The AWS root account is the highest-privilege identity in Changineers’ AWS Organization. Compromise of root means the attacker can disable CloudTrail, create IAM users, exfiltrate data from any account, and lock Changineers out. Treat any indicator of root use as P0 until proven otherwise.

  • Activity recorded against the root principal in CloudTrail.
  • Root MFA device added, replaced, or removed.
  • Root password reset.
  • Any new IAM user. Changineers uses SSO; IAM users are emergency break-glass only.
  • CloudTrail or AWS Config disabled.
  • AWS account contact details (email, phone, billing address) changed without a corresponding change ticket.
  • GuardDuty findings indicating credential exfiltration, anomalous API calls from the root principal, or unexpected EC2 or Lambda activity in unused regions.
  1. Report the compromise to AWS through the “report a compromised AWS account” path on AWS Support, and open a parallel high-severity AWS Support case for the account. The compromise report routes to AWS Trust & Safety, who can lock or assist on the account; the support case keeps an AWS support engineer engaged.
  2. Regain control of the root credentials and MFA, working with AWS if the attacker has already replaced them. Once back in control, rotate the root password and the root MFA device.
  3. Rotate every IAM access key, SSO session, and CI/CD credential that touches AWS.
  4. Review CloudTrail for actions taken by the root principal during the suspected window. Open child runbooks for each action found.
  5. Review IAM for cross-account roles, new IAM users, or trust-policy changes the attacker may have left as persistence.

Re-enable CloudTrail and AWS Config if they were disabled. Audit S3 for buckets created or modified during the window. Audit Lambda, EC2, and ECS for resources created during the window.

Once contained and recovered, run the full post-mortem. Update this runbook with anything that didn’t work as expected.

A breach is unauthorised access to, or disclosure of, unencrypted customer or personal data. Not every incident is a breach. The CEO, in consultation with external legal counsel, makes the breach determination based on the investigation output.

Once a breach is confirmed, Changineers notifies affected customers without undue delay. The internal target is 24 to 48 hours from confirmation. MSA contractual terms may set tighter limits; check the affected customer’s agreement first. Notification goes via the customer’s primary contact (email and phone where available).

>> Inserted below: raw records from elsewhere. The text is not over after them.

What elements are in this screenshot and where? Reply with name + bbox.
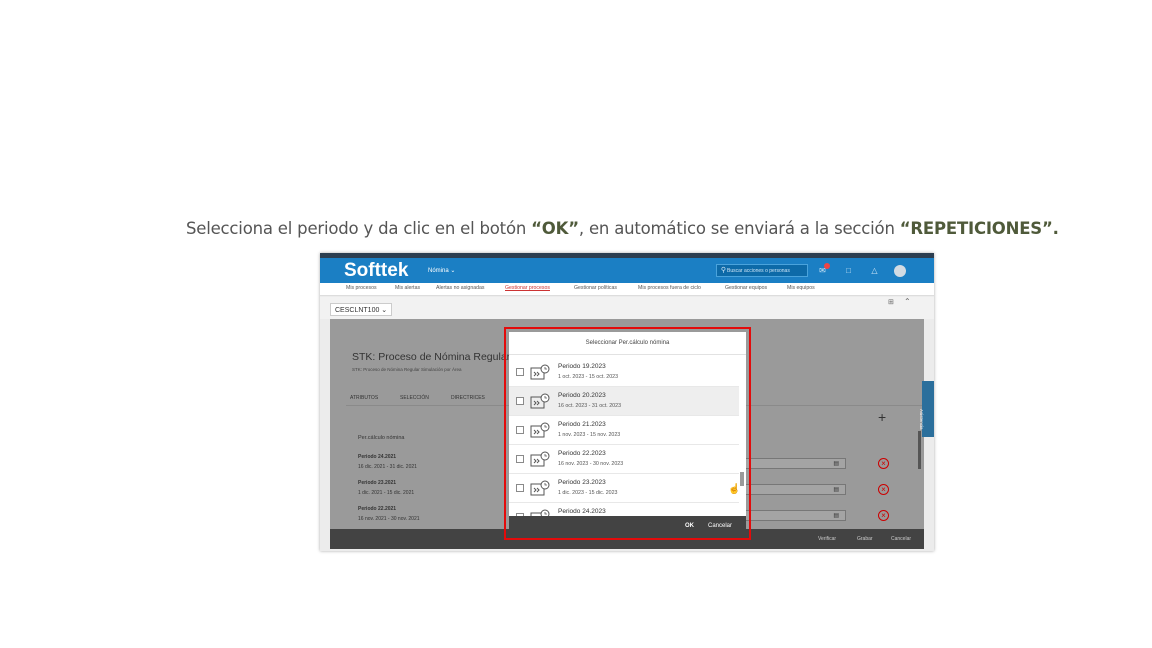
scrollbar[interactable] xyxy=(918,431,921,469)
row-period-dates: 16 dic. 2021 - 31 dic. 2021 xyxy=(358,464,417,470)
process-subtitle: STK: Proceso de Nómina Regular Simulació… xyxy=(352,367,462,372)
chevron-up-icon[interactable]: ⌃ xyxy=(904,297,911,306)
cancel-button[interactable]: Cancelar xyxy=(891,536,911,542)
row-period-dates: 16 nov. 2021 - 30 nov. 2021 xyxy=(358,516,420,522)
tab-seleccion[interactable]: SELECCIÓN xyxy=(400,395,429,401)
avatar[interactable] xyxy=(894,265,906,277)
remove-circle-icon[interactable]: × xyxy=(878,510,889,521)
row-period-name: Periodo 24.2021 xyxy=(358,454,397,460)
module-selector[interactable]: Nómina ⌄ xyxy=(428,267,455,274)
app-header: Softtek Nómina ⌄ Buscar acciones o perso… xyxy=(320,258,934,283)
calendar-icon[interactable]: ▤ xyxy=(833,512,839,519)
date-field[interactable]: ▤ xyxy=(742,510,846,521)
row-period-name: Periodo 22.2021 xyxy=(358,506,397,512)
app-screenshot: Softtek Nómina ⌄ Buscar acciones o perso… xyxy=(320,253,934,551)
messages-icon[interactable]: □ xyxy=(844,266,853,275)
sub-toolbar: CESCLNT100 ⌄ ⊞ ⌃ xyxy=(320,297,934,319)
process-title: STK: Proceso de Nómina Regular c xyxy=(352,351,519,363)
nav-gestionar-equipos[interactable]: Gestionar equipos xyxy=(725,285,767,291)
nav-alertas-no-asignadas[interactable]: Alertas no asignadas xyxy=(436,285,484,291)
remove-circle-icon[interactable]: × xyxy=(878,458,889,469)
caption-ok: “OK” xyxy=(531,219,579,238)
highlight-frame xyxy=(504,327,751,540)
date-field[interactable]: ▤ xyxy=(742,458,846,469)
softtek-logo: Softtek xyxy=(344,260,409,281)
nav-mis-equipos[interactable]: Mis equipos xyxy=(787,285,815,291)
expand-icon[interactable]: ⊞ xyxy=(888,298,894,306)
tab-atributos[interactable]: ATRIBUTOS xyxy=(350,395,378,401)
caption-text-2: , en automático se enviará a la sección xyxy=(578,219,900,238)
search-input[interactable]: Buscar acciones o personas xyxy=(716,264,808,277)
calendar-icon[interactable]: ▤ xyxy=(833,460,839,467)
main-nav: Mis procesos Mis alertas Alertas no asig… xyxy=(320,283,934,296)
tenant-selector[interactable]: CESCLNT100 ⌄ xyxy=(330,303,392,316)
notification-badge xyxy=(824,263,830,269)
side-tab-label: Asistencia xyxy=(919,409,924,430)
column-header: Per.cálculo nómina xyxy=(358,435,405,441)
save-button[interactable]: Grabar xyxy=(857,536,873,542)
date-field[interactable]: ▤ xyxy=(742,484,846,495)
caption-section: “REPETICIONES”. xyxy=(899,219,1059,238)
caption-text-1: Selecciona el periodo y da clic en el bo… xyxy=(186,219,532,238)
nav-mis-alertas[interactable]: Mis alertas xyxy=(395,285,420,291)
tab-directrices[interactable]: DIRECTRICES xyxy=(451,395,485,401)
side-tab-asistencia[interactable]: Asistencia xyxy=(919,381,934,437)
row-period-name: Periodo 23.2021 xyxy=(358,480,397,486)
nav-gestionar-politicas[interactable]: Gestionar políticas xyxy=(574,285,617,291)
verify-button[interactable]: Verificar xyxy=(818,536,836,542)
bell-icon[interactable]: △ xyxy=(870,266,879,275)
calendar-icon[interactable]: ▤ xyxy=(833,486,839,493)
nav-gestionar-procesos[interactable]: Gestionar procesos xyxy=(505,285,550,291)
search-icon[interactable]: ⚲ xyxy=(719,266,728,275)
nav-mis-procesos[interactable]: Mis procesos xyxy=(346,285,377,291)
row-period-dates: 1 dic. 2021 - 15 dic. 2021 xyxy=(358,490,415,496)
instruction-caption: Selecciona el periodo y da clic en el bo… xyxy=(186,219,1146,238)
nav-procesos-fuera-ciclo[interactable]: Mis procesos fuera de ciclo xyxy=(638,285,701,291)
remove-circle-icon[interactable]: × xyxy=(878,484,889,495)
plus-icon[interactable]: + xyxy=(878,409,886,425)
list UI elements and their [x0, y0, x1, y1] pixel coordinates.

Customers are responsible for notifying affected end users.

The notification includes:

  • A brief description of what happened, the date of the breach, and the date of discovery.
  • The categories of data involved.
  • Steps customers can take to protect themselves and their users.
  • What Changineers is doing to investigate, contain, and prevent recurrence.
  • Contact details for follow-up questions (security@changineers.com.au).

Australia’s Notifiable Data Breaches scheme under the Privacy Act applies. For breaches that meet the eligible data breach threshold (likely to result in serious harm), notification goes to:

The CEO and legal counsel decide whether the threshold is met.

If a law-enforcement agency requests a delay in writing, citing either an active investigation or national-security grounds, defer notification for the period the request specifies. Document the request and its scope.

Confirm verbal requests in writing within 30 days; without that confirmation, proceed with notification.

The Incident Manager keeps a breach log covering: dates of breach and discovery, data categories involved, number of records and customers affected, notifications sent, and remediation steps.

Only the CEO and legal counsel authorise external statements about a security incident or breach. Do not post to the status page or any other public channel without that approval. Disclosure may be delayed by regulatory windows, ongoing investigation, or to avoid tipping off the attacker.

Exercise the plan at least annually through a tabletop walkthrough or a live drill in non-production accounts. Document findings and track action items to closure.